The defense also relied on another provision of Rule 34, which explicitly states parties are not required to produce information if doing so requires creating documents not already in existence. In TorrentSpy's view, capturing server data, which the company did not routinely preserve, constitutes creating a new document solely for the purpose of discovery. The judge disagreed.
"[B]ecause the Server Log Data already exists, is temporarily stored in RAM and is controlled by defendants, an order requiring defendants to preserve and produce such data is not tantamount to ordering the creation of new data," wrote U.S. Magistrate Judge Jacqueline Chooljian in her opinion.
TorrentSpy's third line of defense was that preserving and producing RAM information creates an undue burden, another exception to production cited in the Federal Rules. However, in the end the judge determined that the defense overstated the burden of being forced to produce the information.
TorrentSpy may have had more luck winning the last point if hadn't used its internal IT team to serve as its experts. The judge believed these experts exaggerated the extent of the burden. That, along with the unique facts of the case, may soften the blow of this decision.
"Most of these cases that rely on transient data will involve some unusual facts where the traffic through the computer had significance, independent of the files themselves," Withers says. "That's rare."

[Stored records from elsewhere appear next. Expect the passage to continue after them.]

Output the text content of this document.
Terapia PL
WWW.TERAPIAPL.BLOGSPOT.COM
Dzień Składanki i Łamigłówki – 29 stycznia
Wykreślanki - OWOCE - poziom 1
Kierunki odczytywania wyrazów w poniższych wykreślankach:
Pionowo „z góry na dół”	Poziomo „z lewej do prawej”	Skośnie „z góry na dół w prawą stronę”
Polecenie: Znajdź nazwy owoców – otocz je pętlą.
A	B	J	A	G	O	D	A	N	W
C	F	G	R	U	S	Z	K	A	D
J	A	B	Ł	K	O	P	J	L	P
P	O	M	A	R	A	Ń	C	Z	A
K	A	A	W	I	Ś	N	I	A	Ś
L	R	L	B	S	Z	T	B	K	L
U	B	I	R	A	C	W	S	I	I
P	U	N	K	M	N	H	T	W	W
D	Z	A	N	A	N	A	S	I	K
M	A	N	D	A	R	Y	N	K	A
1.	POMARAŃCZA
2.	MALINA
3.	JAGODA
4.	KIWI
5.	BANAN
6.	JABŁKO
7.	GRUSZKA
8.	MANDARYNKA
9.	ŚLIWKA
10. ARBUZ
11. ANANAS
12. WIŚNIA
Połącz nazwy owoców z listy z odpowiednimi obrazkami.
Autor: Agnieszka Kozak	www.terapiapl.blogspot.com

Others, however, believe plaintiffs' lawyers will take this case and run with it.
"What's scary about this case is that maybe next time a lawyer will request transient information under a different set of facts and say to the court, 'We want you to apply the district court's opinion in the MPAA suit here,'" says Ralph Losey, shareholder at Akerman Senterfitt in Orlando, Fla. "Everyone's worried that the ice has been broken, and they don't know how far it will go."